About output stream as entropy source: well, you should check the common output stream byte values first, they are not "random" 0..FF bytes. From the code it looks like you are aware of that, trying to build an unsigned value ORing 4 shifted values, but the result is only 20b wide for ASCII, and the values are overlapping, so the upper bits of ASCII (not varying much) will affect the lower bits of next character (I hope I did read the source correctly, didn't debug it, BTW for better readability you should put these transformations from string to unsigned into some function, so you can test it on it's own). I would probably take only 3 bits (or maybe just alternating 2+3, to avoid ASCII specific values definition to affect the entropy of such value too much) of each output character, and cumulate them in 32b buffer till it's full (the overlapping 1-2 bits kept for next value), then use it for transforming the seed buffer (so roughly every 10 output chars the seed will get additional entropy). This may still go quite wrong with UTF-8 or unicode16/32 output stream variants, just imagine somebody using it with UTF-8 Arabic texts, having every second byte something like D9 or what's the actual prefix (too lazy to check).

About API:

  • argc/argv initializer is not a good idea, leave that for main only, use uint8_t[] (byte) field for seeding, do the conversion in main. This way you can use for seeding any byte array generator, like in linux /dev/urandom.
  • make the ostream "transparent" replacement, so get rid of hard-coded std::cout, and give the class the desired output stream as configuration parameter (default being std::cout). For example: get entrostream for some file output stream, writing data into file, and having the entropy cumulated in that instance of file entrostream.

Code style:

  • you have lot of duplicity, like calling gettimeofday in each place and transforming the value in the same way every time (transform(tv_hash(ts)), although sometimes you don't have it together). If you would put the entrostream() code except the buffer.push into separate function returning unsigned, you could use that at every other place.
  • you can make your variable names more verbose, like ts = time_stamp, etc. It's somewhat difficult to read first time, the names itself are not that bad, but they need at least some support in comments, like some short intro in transform telling what is hashed and how much.
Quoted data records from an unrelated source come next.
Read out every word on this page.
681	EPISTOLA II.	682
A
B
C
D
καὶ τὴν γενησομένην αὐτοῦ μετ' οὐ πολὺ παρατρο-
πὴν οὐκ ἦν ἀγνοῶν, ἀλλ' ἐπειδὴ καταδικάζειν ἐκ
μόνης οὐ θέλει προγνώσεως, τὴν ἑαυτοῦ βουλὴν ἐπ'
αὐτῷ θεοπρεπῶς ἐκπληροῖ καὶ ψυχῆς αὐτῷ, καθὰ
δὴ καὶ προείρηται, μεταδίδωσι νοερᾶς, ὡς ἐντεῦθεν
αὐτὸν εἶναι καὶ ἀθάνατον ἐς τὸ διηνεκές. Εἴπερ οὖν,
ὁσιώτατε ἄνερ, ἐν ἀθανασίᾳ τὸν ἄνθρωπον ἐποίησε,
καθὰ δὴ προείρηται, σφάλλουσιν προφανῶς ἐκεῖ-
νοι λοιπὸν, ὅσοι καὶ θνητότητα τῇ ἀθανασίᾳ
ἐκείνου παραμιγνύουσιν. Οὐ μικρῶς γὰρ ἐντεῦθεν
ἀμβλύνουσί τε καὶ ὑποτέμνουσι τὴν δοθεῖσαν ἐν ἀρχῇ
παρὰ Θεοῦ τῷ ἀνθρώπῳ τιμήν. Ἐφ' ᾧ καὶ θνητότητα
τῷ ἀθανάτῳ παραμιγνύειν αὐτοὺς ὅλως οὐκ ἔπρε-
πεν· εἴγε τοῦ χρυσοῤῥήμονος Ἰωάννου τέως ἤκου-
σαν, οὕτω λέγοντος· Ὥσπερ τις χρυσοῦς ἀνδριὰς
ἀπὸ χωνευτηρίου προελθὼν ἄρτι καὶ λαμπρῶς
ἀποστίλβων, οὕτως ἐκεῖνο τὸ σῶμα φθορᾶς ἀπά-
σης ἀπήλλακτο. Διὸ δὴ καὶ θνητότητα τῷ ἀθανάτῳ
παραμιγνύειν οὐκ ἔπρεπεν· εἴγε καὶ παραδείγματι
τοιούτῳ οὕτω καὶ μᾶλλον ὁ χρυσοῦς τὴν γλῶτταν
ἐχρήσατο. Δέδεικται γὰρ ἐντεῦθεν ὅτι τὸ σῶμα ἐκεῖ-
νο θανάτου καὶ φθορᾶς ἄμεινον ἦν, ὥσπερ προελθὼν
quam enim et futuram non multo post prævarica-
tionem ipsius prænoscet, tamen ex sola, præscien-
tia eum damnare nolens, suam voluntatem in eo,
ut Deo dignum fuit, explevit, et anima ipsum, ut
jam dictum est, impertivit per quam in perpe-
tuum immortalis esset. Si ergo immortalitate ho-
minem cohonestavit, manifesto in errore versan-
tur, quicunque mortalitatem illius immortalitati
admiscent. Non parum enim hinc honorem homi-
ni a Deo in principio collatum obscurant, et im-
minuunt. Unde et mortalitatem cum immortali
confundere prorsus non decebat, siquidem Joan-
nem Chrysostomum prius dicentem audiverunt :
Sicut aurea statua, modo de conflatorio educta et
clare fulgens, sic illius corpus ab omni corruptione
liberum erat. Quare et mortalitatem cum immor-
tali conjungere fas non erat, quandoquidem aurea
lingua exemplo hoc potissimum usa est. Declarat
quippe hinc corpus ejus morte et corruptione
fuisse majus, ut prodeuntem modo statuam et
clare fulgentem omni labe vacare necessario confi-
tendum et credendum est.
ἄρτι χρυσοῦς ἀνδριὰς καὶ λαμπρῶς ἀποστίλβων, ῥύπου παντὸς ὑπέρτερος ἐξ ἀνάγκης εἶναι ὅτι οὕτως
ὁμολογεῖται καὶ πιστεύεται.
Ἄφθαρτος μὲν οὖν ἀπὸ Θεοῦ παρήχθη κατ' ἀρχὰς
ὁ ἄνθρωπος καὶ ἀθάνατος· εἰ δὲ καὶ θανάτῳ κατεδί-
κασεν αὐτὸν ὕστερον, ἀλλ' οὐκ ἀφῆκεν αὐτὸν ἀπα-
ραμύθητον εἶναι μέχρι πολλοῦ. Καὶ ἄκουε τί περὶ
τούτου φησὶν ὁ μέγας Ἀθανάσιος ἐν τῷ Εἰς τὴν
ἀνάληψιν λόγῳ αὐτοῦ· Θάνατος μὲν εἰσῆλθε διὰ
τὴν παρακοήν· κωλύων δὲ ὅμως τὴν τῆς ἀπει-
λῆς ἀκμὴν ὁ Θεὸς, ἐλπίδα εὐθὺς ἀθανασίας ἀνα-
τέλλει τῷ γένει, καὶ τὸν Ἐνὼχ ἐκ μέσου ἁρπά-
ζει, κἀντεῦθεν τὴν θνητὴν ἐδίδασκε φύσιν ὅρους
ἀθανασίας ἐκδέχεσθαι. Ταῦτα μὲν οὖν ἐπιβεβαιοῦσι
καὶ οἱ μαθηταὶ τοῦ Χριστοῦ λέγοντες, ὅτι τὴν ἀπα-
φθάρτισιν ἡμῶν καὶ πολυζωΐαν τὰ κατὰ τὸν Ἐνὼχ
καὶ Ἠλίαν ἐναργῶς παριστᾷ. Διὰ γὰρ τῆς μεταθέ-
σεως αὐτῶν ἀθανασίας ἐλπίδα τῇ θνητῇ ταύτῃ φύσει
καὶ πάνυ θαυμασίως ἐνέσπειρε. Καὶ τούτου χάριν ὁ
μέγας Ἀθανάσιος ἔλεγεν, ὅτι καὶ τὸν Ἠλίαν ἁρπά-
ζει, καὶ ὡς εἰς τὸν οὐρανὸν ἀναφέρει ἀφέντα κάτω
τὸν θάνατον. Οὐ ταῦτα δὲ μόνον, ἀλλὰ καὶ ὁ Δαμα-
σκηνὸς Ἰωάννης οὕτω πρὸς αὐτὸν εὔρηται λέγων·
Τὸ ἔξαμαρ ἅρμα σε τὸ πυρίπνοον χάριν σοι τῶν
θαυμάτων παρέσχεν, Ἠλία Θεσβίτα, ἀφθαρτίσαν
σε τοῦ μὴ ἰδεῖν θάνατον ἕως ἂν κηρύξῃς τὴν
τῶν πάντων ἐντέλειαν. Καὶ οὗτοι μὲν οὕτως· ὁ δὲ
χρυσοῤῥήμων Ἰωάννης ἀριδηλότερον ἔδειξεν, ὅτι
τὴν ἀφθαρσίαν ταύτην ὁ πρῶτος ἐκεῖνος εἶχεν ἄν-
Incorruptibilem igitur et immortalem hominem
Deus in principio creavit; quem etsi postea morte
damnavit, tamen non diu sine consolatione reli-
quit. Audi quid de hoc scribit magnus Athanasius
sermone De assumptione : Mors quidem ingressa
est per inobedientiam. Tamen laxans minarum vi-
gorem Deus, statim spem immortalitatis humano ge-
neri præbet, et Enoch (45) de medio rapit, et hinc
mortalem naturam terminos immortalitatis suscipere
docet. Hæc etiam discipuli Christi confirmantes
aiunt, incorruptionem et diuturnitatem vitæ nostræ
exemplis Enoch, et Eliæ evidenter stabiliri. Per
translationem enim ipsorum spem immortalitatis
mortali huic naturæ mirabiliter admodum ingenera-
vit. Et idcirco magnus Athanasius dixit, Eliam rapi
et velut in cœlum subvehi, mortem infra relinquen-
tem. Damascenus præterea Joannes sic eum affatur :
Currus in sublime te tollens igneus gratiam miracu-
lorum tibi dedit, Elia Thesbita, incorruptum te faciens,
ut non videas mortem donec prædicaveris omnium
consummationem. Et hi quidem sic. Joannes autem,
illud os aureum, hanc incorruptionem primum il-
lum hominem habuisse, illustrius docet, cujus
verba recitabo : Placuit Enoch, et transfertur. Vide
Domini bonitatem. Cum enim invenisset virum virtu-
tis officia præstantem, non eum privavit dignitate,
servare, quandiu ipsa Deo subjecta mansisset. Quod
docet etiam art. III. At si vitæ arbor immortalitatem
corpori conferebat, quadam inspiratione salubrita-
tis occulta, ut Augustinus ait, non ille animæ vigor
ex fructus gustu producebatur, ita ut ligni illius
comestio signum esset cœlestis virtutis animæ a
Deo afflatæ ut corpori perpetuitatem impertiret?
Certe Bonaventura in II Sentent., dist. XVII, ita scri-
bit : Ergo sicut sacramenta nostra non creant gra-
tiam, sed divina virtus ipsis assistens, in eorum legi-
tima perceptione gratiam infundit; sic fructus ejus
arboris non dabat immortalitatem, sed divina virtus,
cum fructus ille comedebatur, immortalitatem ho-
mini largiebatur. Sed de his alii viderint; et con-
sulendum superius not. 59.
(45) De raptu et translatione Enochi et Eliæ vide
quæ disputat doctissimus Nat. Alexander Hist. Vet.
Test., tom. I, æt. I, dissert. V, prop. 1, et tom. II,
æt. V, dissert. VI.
I had to quite dig into the code itself to understand some of the variables purpose.

unsigned uis = str_to_u(tmp[i][j],i%4) in argc/argv is probably bug, the i%4 at end should have been j%4? Or it's on purpose? If it is bug, you could have avoided it by using internal method, to avoid duplicity code with operator<< implementation.

Ok, enough for now. :) I hope I'm not way off, and this will give you some ideas how to improve it.